David Sacks just finished his 130-day sprint as Trump's crypto and AI czar, and instead of going home, he's now running a tech advisory council with Jensen Huang and Mark Zuckerberg.
The Summary
- Sacks' term as White House crypto and AI czar ended after 130 days, transitioning to lead a new White House tech advisory group
- The council includes Nvidia's Jensen Huang and Meta's Mark Zuckerberg, signaling continued tech-government coordination
- Sacks moves from operational role to strategic advisory, keeping influence without the daily grind
The Signal
The 130-day term tells you everything. This was never designed as a permanent position. Sacks came in to set direction, establish frameworks, and get out before the bureaucracy could slow him down. Now he's leading a tech advisory council that brings together the people actually building the infrastructure for Web4: Huang controls the compute layer, Zuckerberg controls distribution and identity at scale, and Sacks brings the venture capital perspective that funded most of their competitors.

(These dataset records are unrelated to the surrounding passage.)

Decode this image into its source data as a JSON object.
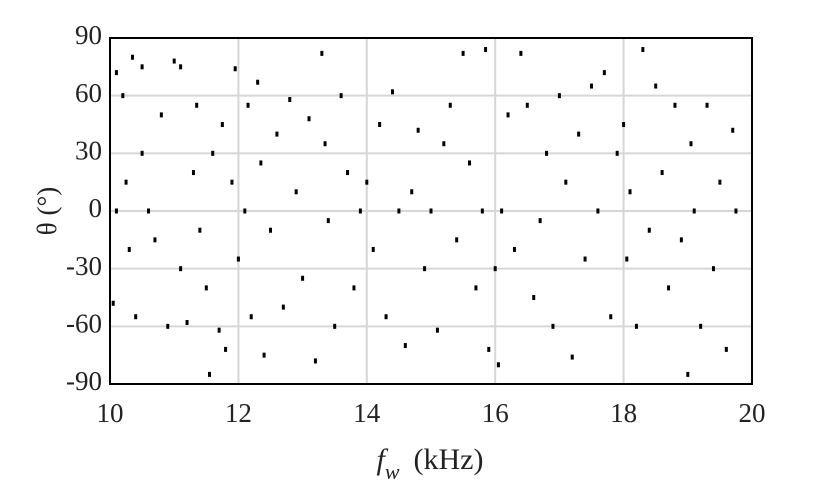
{
  "chart_data": {
    "type": "scatter",
    "ylabel": "θ (°)",
    "xlabel": {
      "main": "f",
      "sub": "w",
      "unit": "(kHz)"
    },
    "xlim": [
      10,
      20
    ],
    "xticks": [
      10,
      12,
      14,
      16,
      18,
      20
    ],
    "ylim": [
      -90,
      90
    ],
    "yticks": [
      -90,
      -60,
      -30,
      0,
      30,
      60,
      90
    ],
    "grid": true,
    "color": "#000000",
    "x": [
      10.05,
      10.1,
      10.1,
      10.2,
      10.25,
      10.3,
      10.35,
      10.4,
      10.5,
      10.5,
      10.6,
      10.7,
      10.8,
      10.9,
      11.0,
      11.1,
      11.1,
      11.2,
      11.3,
      11.35,
      11.4,
      11.5,
      11.55,
      11.6,
      11.7,
      11.75,
      11.8,
      11.9,
      11.95,
      12.0,
      12.1,
      12.15,
      12.2,
      12.3,
      12.35,
      12.4,
      12.5,
      12.6,
      12.7,
      12.8,
      12.9,
      13.0,
      13.1,
      13.2,
      13.3,
      13.35,
      13.4,
      13.5,
      13.6,
      13.7,
      13.8,
      13.9,
      14.0,
      14.1,
      14.2,
      14.3,
      14.4,
      14.5,
      14.6,
      14.7,
      14.8,
      14.9,
      15.0,
      15.1,
      15.2,
      15.3,
      15.4,
      15.5,
      15.6,
      15.7,
      15.8,
      15.85,
      15.9,
      16.0,
      16.05,
      16.1,
      16.2,
      16.3,
      16.4,
      16.5,
      16.6,
      16.7,
      16.8,
      16.9,
      17.0,
      17.1,
      17.2,
      17.3,
      17.4,
      17.5,
      17.6,
      17.7,
      17.8,
      17.9,
      18.0,
      18.05,
      18.1,
      18.2,
      18.3,
      18.4,
      18.5,
      18.6,
      18.7,
      18.8,
      18.9,
      19.0,
      19.05,
      19.1,
      19.2,
      19.3,
      19.4,
      19.5,
      19.6,
      19.7,
      19.75
    ],
    "values": [
      -48,
      72,
      0,
      60,
      15,
      -20,
      80,
      -55,
      75,
      30,
      0,
      -15,
      50,
      -60,
      78,
      75,
      -30,
      -58,
      20,
      55,
      -10,
      -40,
      -85,
      30,
      -62,
      45,
      -72,
      15,
      74,
      -25,
      0,
      55,
      -55,
      67,
      25,
      -75,
      -10,
      40,
      -50,
      58,
      10,
      -35,
      48,
      -78,
      82,
      35,
      -5,
      -60,
      60,
      20,
      -40,
      0,
      15,
      -20,
      45,
      -55,
      62,
      0,
      -70,
      10,
      42,
      -30,
      0,
      -62,
      35,
      55,
      -15,
      82,
      25,
      -40,
      0,
      84,
      -72,
      -30,
      -80,
      0,
      50,
      -20,
      82,
      55,
      -45,
      -5,
      30,
      -60,
      60,
      15,
      -76,
      40,
      -25,
      65,
      0,
      72,
      -55,
      30,
      45,
      -25,
      10,
      -60,
      84,
      -10,
      65,
      20,
      -40,
      55,
      -15,
      -85,
      35,
      0,
      -60,
      55,
      -30,
      15,
      -72,
      42,
      0
    ]
  }
}
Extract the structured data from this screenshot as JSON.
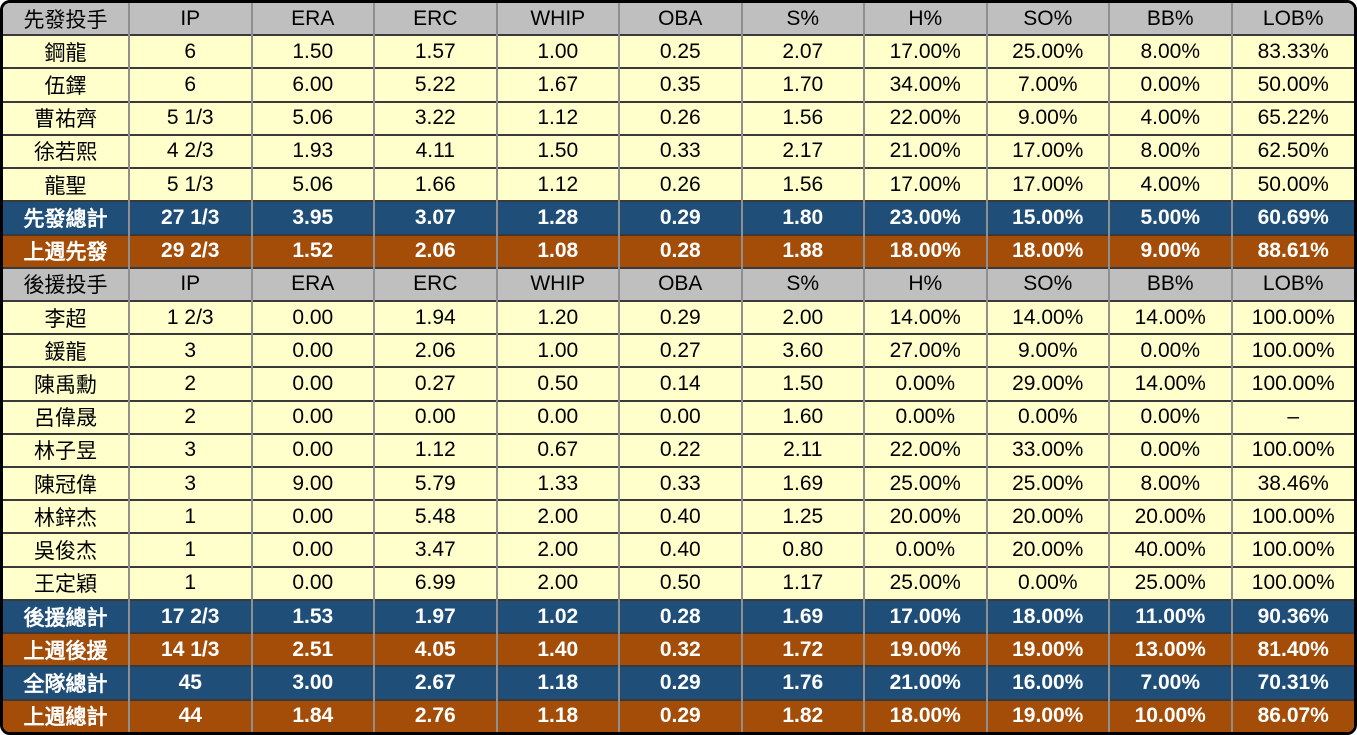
{
  "colors": {
    "header_bg": "#bfbfbf",
    "player_row_bg": "#ffffcc",
    "total_row_bg": "#1f4e79",
    "lastweek_row_bg": "#a34d08",
    "total_row_text": "#ffffff",
    "grid_vertical": "#8f8f8f",
    "grid_horizontal": "#3a3a3a",
    "outer_border": "#000000"
  },
  "chart_data": {
    "type": "table",
    "columns": [
      "IP",
      "ERA",
      "ERC",
      "WHIP",
      "OBA",
      "S%",
      "H%",
      "SO%",
      "BB%",
      "LOB%"
    ],
    "sections": [
      {
        "header": "先發投手",
        "rows": [
          {
            "row_type": "player",
            "name": "鋼龍",
            "values": [
              "6",
              "1.50",
              "1.57",
              "1.00",
              "0.25",
              "2.07",
              "17.00%",
              "25.00%",
              "8.00%",
              "83.33%"
            ]
          },
          {
            "row_type": "player",
            "name": "伍鐸",
            "values": [
              "6",
              "6.00",
              "5.22",
              "1.67",
              "0.35",
              "1.70",
              "34.00%",
              "7.00%",
              "0.00%",
              "50.00%"
            ]
          },
          {
            "row_type": "player",
            "name": "曹祐齊",
            "values": [
              "5 1/3",
              "5.06",
              "3.22",
              "1.12",
              "0.26",
              "1.56",
              "22.00%",
              "9.00%",
              "4.00%",
              "65.22%"
            ]
          },
          {
            "row_type": "player",
            "name": "徐若熙",
            "values": [
              "4 2/3",
              "1.93",
              "4.11",
              "1.50",
              "0.33",
              "2.17",
              "21.00%",
              "17.00%",
              "8.00%",
              "62.50%"
            ]
          },
          {
            "row_type": "player",
            "name": "龍聖",
            "values": [
              "5 1/3",
              "5.06",
              "1.66",
              "1.12",
              "0.26",
              "1.56",
              "17.00%",
              "17.00%",
              "4.00%",
              "50.00%"
            ]
          },
          {
            "row_type": "total",
            "name": "先發總計",
            "values": [
              "27 1/3",
              "3.95",
              "3.07",
              "1.28",
              "0.29",
              "1.80",
              "23.00%",
              "15.00%",
              "5.00%",
              "60.69%"
            ]
          },
          {
            "row_type": "lastweek",
            "name": "上週先發",
            "values": [
              "29 2/3",
              "1.52",
              "2.06",
              "1.08",
              "0.28",
              "1.88",
              "18.00%",
              "18.00%",
              "9.00%",
              "88.61%"
            ]
          }
        ]
      },
      {
        "header": "後援投手",
        "rows": [
          {
            "row_type": "player",
            "name": "李超",
            "values": [
              "1 2/3",
              "0.00",
              "1.94",
              "1.20",
              "0.29",
              "2.00",
              "14.00%",
              "14.00%",
              "14.00%",
              "100.00%"
            ]
          },
          {
            "row_type": "player",
            "name": "鍰龍",
            "values": [
              "3",
              "0.00",
              "2.06",
              "1.00",
              "0.27",
              "3.60",
              "27.00%",
              "9.00%",
              "0.00%",
              "100.00%"
            ]
          },
          {
            "row_type": "player",
            "name": "陳禹勳",
            "values": [
              "2",
              "0.00",
              "0.27",
              "0.50",
              "0.14",
              "1.50",
              "0.00%",
              "29.00%",
              "14.00%",
              "100.00%"
            ]
          },
          {
            "row_type": "player",
            "name": "呂偉晟",
            "values": [
              "2",
              "0.00",
              "0.00",
              "0.00",
              "0.00",
              "1.60",
              "0.00%",
              "0.00%",
              "0.00%",
              "–"
            ]
          },
          {
            "row_type": "player",
            "name": "林子昱",
            "values": [
              "3",
              "0.00",
              "1.12",
              "0.67",
              "0.22",
              "2.11",
              "22.00%",
              "33.00%",
              "0.00%",
              "100.00%"
            ]
          },
          {
            "row_type": "player",
            "name": "陳冠偉",
            "values": [
              "3",
              "9.00",
              "5.79",
              "1.33",
              "0.33",
              "1.69",
              "25.00%",
              "25.00%",
              "8.00%",
              "38.46%"
            ]
          },
          {
            "row_type": "player",
            "name": "林鋅杰",
            "values": [
              "1",
              "0.00",
              "5.48",
              "2.00",
              "0.40",
              "1.25",
              "20.00%",
              "20.00%",
              "20.00%",
              "100.00%"
            ]
          },
          {
            "row_type": "player",
            "name": "吳俊杰",
            "values": [
              "1",
              "0.00",
              "3.47",
              "2.00",
              "0.40",
              "0.80",
              "0.00%",
              "20.00%",
              "40.00%",
              "100.00%"
            ]
          },
          {
            "row_type": "player",
            "name": "王定穎",
            "values": [
              "1",
              "0.00",
              "6.99",
              "2.00",
              "0.50",
              "1.17",
              "25.00%",
              "0.00%",
              "25.00%",
              "100.00%"
            ]
          },
          {
            "row_type": "total",
            "name": "後援總計",
            "values": [
              "17 2/3",
              "1.53",
              "1.97",
              "1.02",
              "0.28",
              "1.69",
              "17.00%",
              "18.00%",
              "11.00%",
              "90.36%"
            ]
          },
          {
            "row_type": "lastweek",
            "name": "上週後援",
            "values": [
              "14 1/3",
              "2.51",
              "4.05",
              "1.40",
              "0.32",
              "1.72",
              "19.00%",
              "19.00%",
              "13.00%",
              "81.40%"
            ]
          },
          {
            "row_type": "total",
            "name": "全隊總計",
            "values": [
              "45",
              "3.00",
              "2.67",
              "1.18",
              "0.29",
              "1.76",
              "21.00%",
              "16.00%",
              "7.00%",
              "70.31%"
            ]
          },
          {
            "row_type": "lastweek",
            "name": "上週總計",
            "values": [
              "44",
              "1.84",
              "2.76",
              "1.18",
              "0.29",
              "1.82",
              "18.00%",
              "19.00%",
              "10.00%",
              "86.07%"
            ]
          }
        ]
      }
    ]
  }
}
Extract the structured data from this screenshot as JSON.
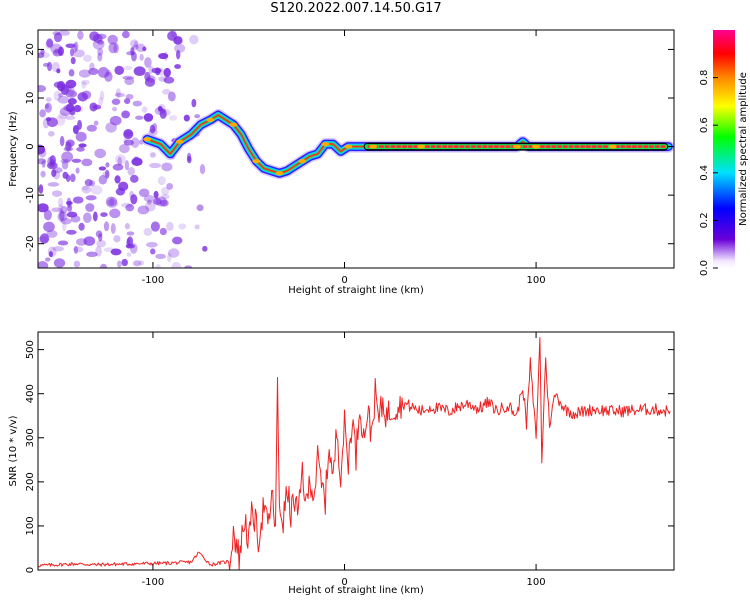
{
  "title": "S120.2022.007.14.50.G17",
  "colors": {
    "snr_line": "#ee2222",
    "track_dark": "#000000",
    "track_mid": "#22dd55",
    "track_hot": "#ff2a2a",
    "noise": "#7a2be0"
  },
  "chart_data": [
    {
      "type": "heatmap",
      "xlabel": "Height of straight line (km)",
      "ylabel": "Frequency (Hz)",
      "xlim": [
        -160,
        172
      ],
      "ylim": [
        -25,
        24
      ],
      "xticks": [
        -100,
        0,
        100
      ],
      "xtick_labels": [
        "-100",
        "0",
        "100"
      ],
      "yticks": [
        -20,
        -10,
        0,
        10,
        20
      ],
      "ytick_labels": [
        "-20",
        "-10",
        "0",
        "10",
        "20"
      ],
      "colorbar": {
        "label": "Normalized spectral amplitude",
        "range": [
          0,
          1
        ],
        "ticks": [
          0.0,
          0.2,
          0.4,
          0.6,
          0.8
        ],
        "tick_labels": [
          "0.0",
          "0.2",
          "0.4",
          "0.6",
          "0.8"
        ],
        "colormap": [
          "#ffffff",
          "#6a00d8",
          "#0000ff",
          "#00e0ff",
          "#00ff00",
          "#ffff00",
          "#ff8800",
          "#ff0000",
          "#ff00a0"
        ]
      },
      "noise_region_x": [
        -160,
        -72
      ],
      "ridge": {
        "x": [
          -103,
          -96,
          -91,
          -86,
          -80,
          -75,
          -70,
          -66,
          -62,
          -58,
          -54,
          -50,
          -46,
          -42,
          -38,
          -34,
          -30,
          -26,
          -22,
          -18,
          -14,
          -10,
          -6,
          -2,
          2,
          6,
          10,
          15,
          20,
          30,
          40,
          60,
          80,
          90,
          93,
          96,
          100,
          105,
          120,
          140,
          160,
          169
        ],
        "y": [
          1.5,
          0.5,
          -1.5,
          1.0,
          2.5,
          4.5,
          5.5,
          6.5,
          5.5,
          4.5,
          2.5,
          -0.5,
          -3.0,
          -4.5,
          -5.0,
          -5.5,
          -5.0,
          -4.0,
          -3.0,
          -2.0,
          -1.5,
          0.5,
          0.5,
          -1.0,
          0.0,
          0.0,
          0.0,
          0.0,
          0.0,
          0.0,
          0.0,
          0.0,
          0.0,
          0.0,
          1.0,
          0.0,
          0.0,
          0.0,
          0.0,
          0.0,
          0.0,
          0.0
        ]
      }
    },
    {
      "type": "line",
      "xlabel": "Height of straight line (km)",
      "ylabel": "SNR (10 * v/v)",
      "xlim": [
        -160,
        172
      ],
      "ylim": [
        0,
        540
      ],
      "xticks": [
        -100,
        0,
        100
      ],
      "xtick_labels": [
        "-100",
        "0",
        "100"
      ],
      "yticks": [
        0,
        100,
        200,
        300,
        400,
        500
      ],
      "ytick_labels": [
        "0",
        "100",
        "200",
        "300",
        "400",
        "500"
      ],
      "series": [
        {
          "x": [
            -160,
            -150,
            -140,
            -130,
            -120,
            -110,
            -100,
            -90,
            -80,
            -76,
            -70,
            -60,
            -58,
            -55,
            -52,
            -50,
            -48,
            -45,
            -42,
            -40,
            -38,
            -36,
            -35,
            -34,
            -32,
            -30,
            -28,
            -26,
            -24,
            -22,
            -20,
            -18,
            -16,
            -14,
            -12,
            -10,
            -8,
            -6,
            -4,
            -2,
            0,
            2,
            4,
            6,
            8,
            10,
            12,
            14,
            16,
            18,
            20,
            22,
            25,
            28,
            30,
            35,
            40,
            45,
            50,
            55,
            60,
            65,
            70,
            75,
            80,
            85,
            90,
            93,
            95,
            97,
            100,
            102,
            103,
            105,
            107,
            110,
            115,
            120,
            130,
            140,
            150,
            160,
            170
          ],
          "y": [
            10,
            12,
            14,
            12,
            13,
            14,
            15,
            16,
            18,
            40,
            12,
            20,
            90,
            30,
            120,
            60,
            140,
            70,
            150,
            90,
            170,
            100,
            410,
            150,
            110,
            180,
            130,
            160,
            120,
            230,
            140,
            210,
            170,
            250,
            190,
            160,
            290,
            200,
            320,
            220,
            330,
            240,
            350,
            260,
            380,
            300,
            360,
            310,
            400,
            340,
            380,
            350,
            365,
            375,
            380,
            370,
            360,
            370,
            365,
            360,
            372,
            378,
            365,
            380,
            360,
            375,
            350,
            420,
            330,
            470,
            300,
            520,
            250,
            480,
            330,
            400,
            365,
            355,
            365,
            360,
            362,
            365,
            360
          ]
        }
      ]
    }
  ]
}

This structure matters more than the czar role ever did. The czar position was about getting permission and clearing regulatory debris. The advisory council is about coordinating what gets built next. When you put the CEO of the company making AI chips, the CEO of a company trying to own the metaverse, and a venture capitalist who's funded half of crypto in the same room with White House backing, you're not having theoretical discussions about policy. You're deciding which technologies get fast-tracked and which ones get slow-walked.
The timing is notable. Sacks exits just as the first wave of AI agent companies are trying to figure out how to handle regulatory uncertainty around autonomous transactions, liability, and cross-border operations. His successor inherits frameworks, but this advisory council is where the real decisions about Web4 infrastructure will happen. It's the difference between writing rules and deciding which problems are worth solving.
The Implication
Watch what this council does in its first 90 days. If they focus on compute access and chip export policy, that's Huang's agenda. If they push identity and data portability standards, that's Zuckerberg trying to build moats. If they prioritize crypto custody and tokenization frameworks, that's Sacks ensuring his portfolio companies have regulatory clarity. The smart money isn't guessing which scenario plays out. It's watching who shows up to the meetings and building accordingly.